Dans ce récit très personnel, Marc Dugain retrace le destin de son père, cet homme du XXème siècle à qui il doit beaucoup, en dépit de la difficulté de trouver sa place de fils à ses côtés, mais dont l’inépuisable volonté n’a cessé de l’inspirer. Ce récit poignant commence dans les couloirs d’un service de soins palliatifs quelques jours avant son décès, l’auteur est alors âgé d’une trentaine d’années, mais ce récit a seulement pris corps l’année dernière, sur les côtes bretonnes, à l’heure des confinements. C’est aussi en Bretagne que débute l’histoire de ce père, né entre terre et mer, sur un sol trop pauvre pour nourrir la famille et les récits de campagnes de pêche en Islande. C’est aussi vers le large que se tournent les ambitions de ce très jeune homme dans les années quarante. Il voit toutefois ses rêves s’envoler quand il contracte la poliomyélite et perd l’usage de ses deux jambes. Brillant élève et d’une puissance morale et physique hors du commun, il déjouera tous les pronostics, subira de multiples opérations et retrouvera son autonomie. Sa détermination en étonnera plus d’ un, et c’est accompagné d’une femme de la même trempe qu’il partira conduire des missions scientifiques en Nouvelle Calédonie et en Afrique. Au Sénégal notamment où naquit l’auteur. Avec l’histoire de sa famille, Marc Dugain raconte l’histoire sociale et politique des trente glorieuses, le culte du progrès, des sciences, la fin de l’empire colonial, les premiers essais nucléaires … et aussi l’essoufflement idéologique d’une nation .

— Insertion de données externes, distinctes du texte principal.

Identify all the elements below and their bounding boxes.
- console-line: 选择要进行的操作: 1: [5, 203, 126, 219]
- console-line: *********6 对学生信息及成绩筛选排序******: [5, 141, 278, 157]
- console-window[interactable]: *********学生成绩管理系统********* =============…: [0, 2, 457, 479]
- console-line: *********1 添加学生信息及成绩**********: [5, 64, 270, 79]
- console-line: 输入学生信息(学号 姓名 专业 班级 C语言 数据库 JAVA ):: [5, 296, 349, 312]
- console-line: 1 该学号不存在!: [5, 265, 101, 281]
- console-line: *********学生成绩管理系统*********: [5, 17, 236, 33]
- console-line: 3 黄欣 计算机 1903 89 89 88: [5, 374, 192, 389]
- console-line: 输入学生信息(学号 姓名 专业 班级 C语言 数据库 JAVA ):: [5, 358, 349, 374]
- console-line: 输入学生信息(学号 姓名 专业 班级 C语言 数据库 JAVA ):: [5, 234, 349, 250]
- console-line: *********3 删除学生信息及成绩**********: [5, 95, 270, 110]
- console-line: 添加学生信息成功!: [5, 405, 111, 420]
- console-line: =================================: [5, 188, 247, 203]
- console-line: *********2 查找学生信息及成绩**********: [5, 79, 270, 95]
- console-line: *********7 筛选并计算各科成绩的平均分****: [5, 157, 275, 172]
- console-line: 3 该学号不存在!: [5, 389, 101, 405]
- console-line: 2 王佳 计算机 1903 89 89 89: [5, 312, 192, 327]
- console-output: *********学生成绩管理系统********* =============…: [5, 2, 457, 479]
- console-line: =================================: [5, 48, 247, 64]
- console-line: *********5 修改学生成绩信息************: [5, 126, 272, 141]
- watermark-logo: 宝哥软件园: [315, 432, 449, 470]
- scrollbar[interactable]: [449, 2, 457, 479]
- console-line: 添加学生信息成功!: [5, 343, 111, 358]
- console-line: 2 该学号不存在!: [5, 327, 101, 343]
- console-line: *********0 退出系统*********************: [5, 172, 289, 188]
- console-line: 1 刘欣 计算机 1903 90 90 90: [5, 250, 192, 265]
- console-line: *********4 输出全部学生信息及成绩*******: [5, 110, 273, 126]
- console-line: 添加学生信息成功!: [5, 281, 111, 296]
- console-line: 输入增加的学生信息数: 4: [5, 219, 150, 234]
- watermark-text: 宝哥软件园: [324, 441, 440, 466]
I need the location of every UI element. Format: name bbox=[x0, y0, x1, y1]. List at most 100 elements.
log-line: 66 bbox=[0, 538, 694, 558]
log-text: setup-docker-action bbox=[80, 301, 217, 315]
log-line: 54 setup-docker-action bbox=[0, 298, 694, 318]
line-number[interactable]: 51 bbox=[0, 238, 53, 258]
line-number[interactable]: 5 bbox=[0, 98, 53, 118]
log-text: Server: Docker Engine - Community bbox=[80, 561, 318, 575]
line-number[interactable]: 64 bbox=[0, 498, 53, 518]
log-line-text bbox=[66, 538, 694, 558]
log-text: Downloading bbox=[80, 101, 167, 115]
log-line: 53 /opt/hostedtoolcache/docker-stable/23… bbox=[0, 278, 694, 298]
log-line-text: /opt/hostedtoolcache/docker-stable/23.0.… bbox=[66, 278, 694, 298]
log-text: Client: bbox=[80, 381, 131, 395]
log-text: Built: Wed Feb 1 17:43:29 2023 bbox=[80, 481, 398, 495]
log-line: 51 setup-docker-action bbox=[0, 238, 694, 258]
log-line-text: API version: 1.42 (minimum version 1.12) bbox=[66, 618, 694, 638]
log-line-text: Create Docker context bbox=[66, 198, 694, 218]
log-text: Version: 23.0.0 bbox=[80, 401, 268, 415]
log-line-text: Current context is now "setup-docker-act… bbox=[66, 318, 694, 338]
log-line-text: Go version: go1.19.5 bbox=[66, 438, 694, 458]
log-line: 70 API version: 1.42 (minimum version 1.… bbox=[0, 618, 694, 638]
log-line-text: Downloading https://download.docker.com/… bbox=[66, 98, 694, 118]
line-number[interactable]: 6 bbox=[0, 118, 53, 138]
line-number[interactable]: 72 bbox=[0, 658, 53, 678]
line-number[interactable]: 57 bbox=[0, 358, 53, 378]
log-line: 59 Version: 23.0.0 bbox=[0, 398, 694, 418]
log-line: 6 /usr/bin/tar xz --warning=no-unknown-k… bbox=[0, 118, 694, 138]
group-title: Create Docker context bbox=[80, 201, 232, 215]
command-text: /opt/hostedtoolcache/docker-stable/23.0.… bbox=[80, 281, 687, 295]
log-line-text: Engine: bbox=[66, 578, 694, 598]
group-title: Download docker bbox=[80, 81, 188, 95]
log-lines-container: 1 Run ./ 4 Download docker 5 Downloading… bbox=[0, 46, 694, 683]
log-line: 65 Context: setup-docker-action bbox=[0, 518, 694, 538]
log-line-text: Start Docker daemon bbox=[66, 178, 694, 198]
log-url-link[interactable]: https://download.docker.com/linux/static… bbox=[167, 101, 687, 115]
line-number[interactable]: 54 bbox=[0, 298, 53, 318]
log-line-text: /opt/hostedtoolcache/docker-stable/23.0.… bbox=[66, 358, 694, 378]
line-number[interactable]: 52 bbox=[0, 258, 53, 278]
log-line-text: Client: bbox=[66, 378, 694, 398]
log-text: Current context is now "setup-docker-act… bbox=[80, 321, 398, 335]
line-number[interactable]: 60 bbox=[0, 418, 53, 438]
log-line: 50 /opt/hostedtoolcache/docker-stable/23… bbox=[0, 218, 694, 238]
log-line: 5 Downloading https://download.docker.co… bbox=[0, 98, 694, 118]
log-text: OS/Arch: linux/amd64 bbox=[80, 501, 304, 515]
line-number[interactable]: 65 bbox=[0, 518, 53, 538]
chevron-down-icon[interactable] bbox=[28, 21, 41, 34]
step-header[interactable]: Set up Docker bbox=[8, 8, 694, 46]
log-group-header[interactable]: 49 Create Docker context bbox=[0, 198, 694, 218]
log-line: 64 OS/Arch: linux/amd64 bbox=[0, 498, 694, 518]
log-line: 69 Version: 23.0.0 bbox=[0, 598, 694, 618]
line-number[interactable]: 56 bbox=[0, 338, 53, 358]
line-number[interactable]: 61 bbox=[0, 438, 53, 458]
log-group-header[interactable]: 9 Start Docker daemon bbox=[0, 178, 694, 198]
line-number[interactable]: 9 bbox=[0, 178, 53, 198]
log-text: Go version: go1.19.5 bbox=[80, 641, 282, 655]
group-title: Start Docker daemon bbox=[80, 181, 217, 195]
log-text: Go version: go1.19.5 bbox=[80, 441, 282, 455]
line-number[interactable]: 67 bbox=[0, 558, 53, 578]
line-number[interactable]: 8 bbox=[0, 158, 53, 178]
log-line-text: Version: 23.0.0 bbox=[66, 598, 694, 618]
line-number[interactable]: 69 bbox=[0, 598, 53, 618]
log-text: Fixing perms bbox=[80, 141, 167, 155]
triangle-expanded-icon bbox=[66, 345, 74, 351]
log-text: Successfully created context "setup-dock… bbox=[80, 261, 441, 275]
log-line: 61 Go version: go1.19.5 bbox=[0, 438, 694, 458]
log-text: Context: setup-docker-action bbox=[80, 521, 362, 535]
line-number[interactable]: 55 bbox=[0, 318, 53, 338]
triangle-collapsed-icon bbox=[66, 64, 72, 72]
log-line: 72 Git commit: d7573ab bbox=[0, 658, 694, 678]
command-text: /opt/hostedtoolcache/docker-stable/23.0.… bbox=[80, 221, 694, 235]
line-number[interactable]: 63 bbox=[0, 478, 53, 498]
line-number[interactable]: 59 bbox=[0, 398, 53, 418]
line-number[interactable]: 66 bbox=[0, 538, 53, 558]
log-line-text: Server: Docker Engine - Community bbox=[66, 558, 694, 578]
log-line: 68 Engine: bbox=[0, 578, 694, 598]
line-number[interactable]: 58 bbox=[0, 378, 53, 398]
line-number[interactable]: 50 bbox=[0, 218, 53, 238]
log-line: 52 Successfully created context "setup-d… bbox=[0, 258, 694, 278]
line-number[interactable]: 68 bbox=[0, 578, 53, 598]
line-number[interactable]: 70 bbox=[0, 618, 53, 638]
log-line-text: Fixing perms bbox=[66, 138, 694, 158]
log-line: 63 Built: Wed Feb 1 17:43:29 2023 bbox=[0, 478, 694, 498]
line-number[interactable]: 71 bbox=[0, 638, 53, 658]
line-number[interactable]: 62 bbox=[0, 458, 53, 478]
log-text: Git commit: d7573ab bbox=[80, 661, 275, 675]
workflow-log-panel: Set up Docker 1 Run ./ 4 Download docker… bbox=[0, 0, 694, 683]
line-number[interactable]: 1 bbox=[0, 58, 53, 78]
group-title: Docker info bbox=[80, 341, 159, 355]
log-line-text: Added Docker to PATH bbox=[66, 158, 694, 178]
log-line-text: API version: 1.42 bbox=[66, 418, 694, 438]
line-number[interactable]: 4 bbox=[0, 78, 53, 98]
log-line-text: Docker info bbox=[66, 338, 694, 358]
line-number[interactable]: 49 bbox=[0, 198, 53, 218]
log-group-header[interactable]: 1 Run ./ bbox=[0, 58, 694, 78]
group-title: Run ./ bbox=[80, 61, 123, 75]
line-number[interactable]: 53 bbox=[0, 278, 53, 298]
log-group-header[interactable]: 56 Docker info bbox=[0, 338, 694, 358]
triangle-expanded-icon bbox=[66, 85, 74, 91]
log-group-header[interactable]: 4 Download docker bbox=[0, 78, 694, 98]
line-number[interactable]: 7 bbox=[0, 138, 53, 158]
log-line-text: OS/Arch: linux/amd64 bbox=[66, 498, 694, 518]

L’écrivain milanais retrouve ses territoires de prédilection, la montagne de haute altitude et ceux qui l’habitent, humains et animaux. Fausto la quarantaine, décide comme le narrateur des « Huit montagnes » de quitter Milan dans l’espoir de recommencer une nouvelle vie sur les versants qu’il découvrit enfant avec son père, les villages d’altitude et les sommets dépassant les 3000. Il devient saisonnier dans un restaurant à Fontana Fredda, petite station de ski condamnée à court terme par le faible niveau d’enneigement. Ce point de départ narratif devient le centre du récit où se croisent différents personnages qui nous parlent, en de courts chapitres, de la vie dans ces lieux demeurés très ruraux et très sauvages mais dans lesquels converge aussi tout un tourisme international amoureux d’alpinisme et de sommets. Une réflexion sur les paysages, le goût de l’aventure, les choix qui donnent un nouveau sens à l’existence. Des sujets chers à cet auteur d’une singulière sensibilité qui décrit la vie dans ces montagnes que l’on soit, éleveur, bûcheron, guide de haute montagne ou saisonnier dans un refuge d’altitude.